The interior looks like Phyllis Nefler (of Troop Beverly Hills fame) took the Bug to Giorgio Beverly Hills for couture reform. Leatherette and canvas seats are ravishing in Dune Gray and Black with Yellow piping. Same for the leather-wrapped steering wheel with contrasting yellow stitching. Exterior paint continues to the dash and doors for a classic metal look. Adjust the ambient interior lighting and rock that runway.
Manual climate control and seat adjustments give the wrong impression that this is an anachronistic car, stuck in another time. While it maintains its long-cultivated appeal, the Beetle Dune is loaded with a 6.3-in. touchscreen, CD player, USB connection and Bluetooth. A rearview camera and around-view monitor for front/rear parking assist enhance safety. Crank the 8-speaker audio system, flip the rear seats, toss in your favorite gear, and head for fun. A little Beach Boys would be perfect to get your motor revving.
It’s a peppy little puppy, driven by a 1.8-liter turbocharged four-cylinder engine that delivers 170 horsepower and 184 lb.-ft. of torque. All-wheel-drive is not available in the Dune, but the front-driven wheels do a good job of managing the power. And our car had a 6-speed automatic transmission with manual shift mode to move power smoothly and help achieve 25/34-MPG city/hwy.
On-road, the Dune drives like, well, a Volkswagen. It handles lightly on its four-wheel independent suspension and seems fit to hammer left lanes of America’s autobahns. Increased ride height negligibly affects handling, but it’s made up in better rough-pavement behavior. Sitting up in firm bucket seats, gripping the sport steering wheel, and looking at the large speedometer; you feel ready to kick the Dune down the fast lane.

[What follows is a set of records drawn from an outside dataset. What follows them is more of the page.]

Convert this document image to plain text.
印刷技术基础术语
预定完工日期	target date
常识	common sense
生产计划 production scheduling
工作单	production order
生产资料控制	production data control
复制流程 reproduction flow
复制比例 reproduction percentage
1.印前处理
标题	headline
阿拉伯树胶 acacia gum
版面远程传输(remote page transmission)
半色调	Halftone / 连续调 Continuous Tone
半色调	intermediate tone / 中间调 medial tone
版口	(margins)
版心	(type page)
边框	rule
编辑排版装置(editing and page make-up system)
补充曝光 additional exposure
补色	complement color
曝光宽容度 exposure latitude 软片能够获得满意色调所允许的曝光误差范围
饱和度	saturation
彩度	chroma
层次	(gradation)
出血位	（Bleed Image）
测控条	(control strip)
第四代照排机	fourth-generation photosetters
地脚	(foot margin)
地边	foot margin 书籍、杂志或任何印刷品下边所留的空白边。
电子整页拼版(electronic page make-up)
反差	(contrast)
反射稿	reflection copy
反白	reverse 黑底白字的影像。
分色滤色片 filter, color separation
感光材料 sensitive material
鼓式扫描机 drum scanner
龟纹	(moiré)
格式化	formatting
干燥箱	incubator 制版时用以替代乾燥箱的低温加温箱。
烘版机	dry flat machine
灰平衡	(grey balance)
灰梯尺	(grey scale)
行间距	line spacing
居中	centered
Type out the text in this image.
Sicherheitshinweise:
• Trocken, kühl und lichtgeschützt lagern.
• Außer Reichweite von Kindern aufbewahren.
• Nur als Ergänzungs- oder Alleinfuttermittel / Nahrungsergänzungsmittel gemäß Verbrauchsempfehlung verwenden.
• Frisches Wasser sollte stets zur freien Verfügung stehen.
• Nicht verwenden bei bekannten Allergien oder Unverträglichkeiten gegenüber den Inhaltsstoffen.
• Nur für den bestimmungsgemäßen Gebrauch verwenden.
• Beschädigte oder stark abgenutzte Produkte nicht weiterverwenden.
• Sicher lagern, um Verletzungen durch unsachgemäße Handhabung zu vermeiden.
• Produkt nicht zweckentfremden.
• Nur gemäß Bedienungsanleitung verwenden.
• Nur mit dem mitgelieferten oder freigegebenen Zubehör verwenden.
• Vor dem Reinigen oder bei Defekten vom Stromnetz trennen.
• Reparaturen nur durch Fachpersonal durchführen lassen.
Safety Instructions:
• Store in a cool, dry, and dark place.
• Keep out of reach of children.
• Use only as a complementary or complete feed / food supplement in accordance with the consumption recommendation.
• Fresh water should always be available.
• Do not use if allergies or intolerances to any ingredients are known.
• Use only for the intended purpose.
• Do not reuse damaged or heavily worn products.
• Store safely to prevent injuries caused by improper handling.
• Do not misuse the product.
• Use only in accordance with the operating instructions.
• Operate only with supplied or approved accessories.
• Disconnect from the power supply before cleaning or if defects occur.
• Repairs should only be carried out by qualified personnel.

Beetle styling — while iconic — is not everybody’s shot of espresso. Some see Porsche while others see Legally Blonde. And getting in the back seats will make passengers wish for a stretched 4-door version. Taking a cue from Subaru, Volkswagen bets jacking up the Beetle, adding body cladding and enacting the spirit of American dune buggies will increase sales. Get people behind the wheel and it might.
Prices for base Beetles starts at $19,795, but came to $25,065 as-tested. That puts the Beetle Dune against stylish and capable compacts like the Subaru SV Crosstrek, Honda Civic Coupe, Nissan Juke and Mini Cooper.
This article appeared in the Dallas Voice print edition July 29, 2016.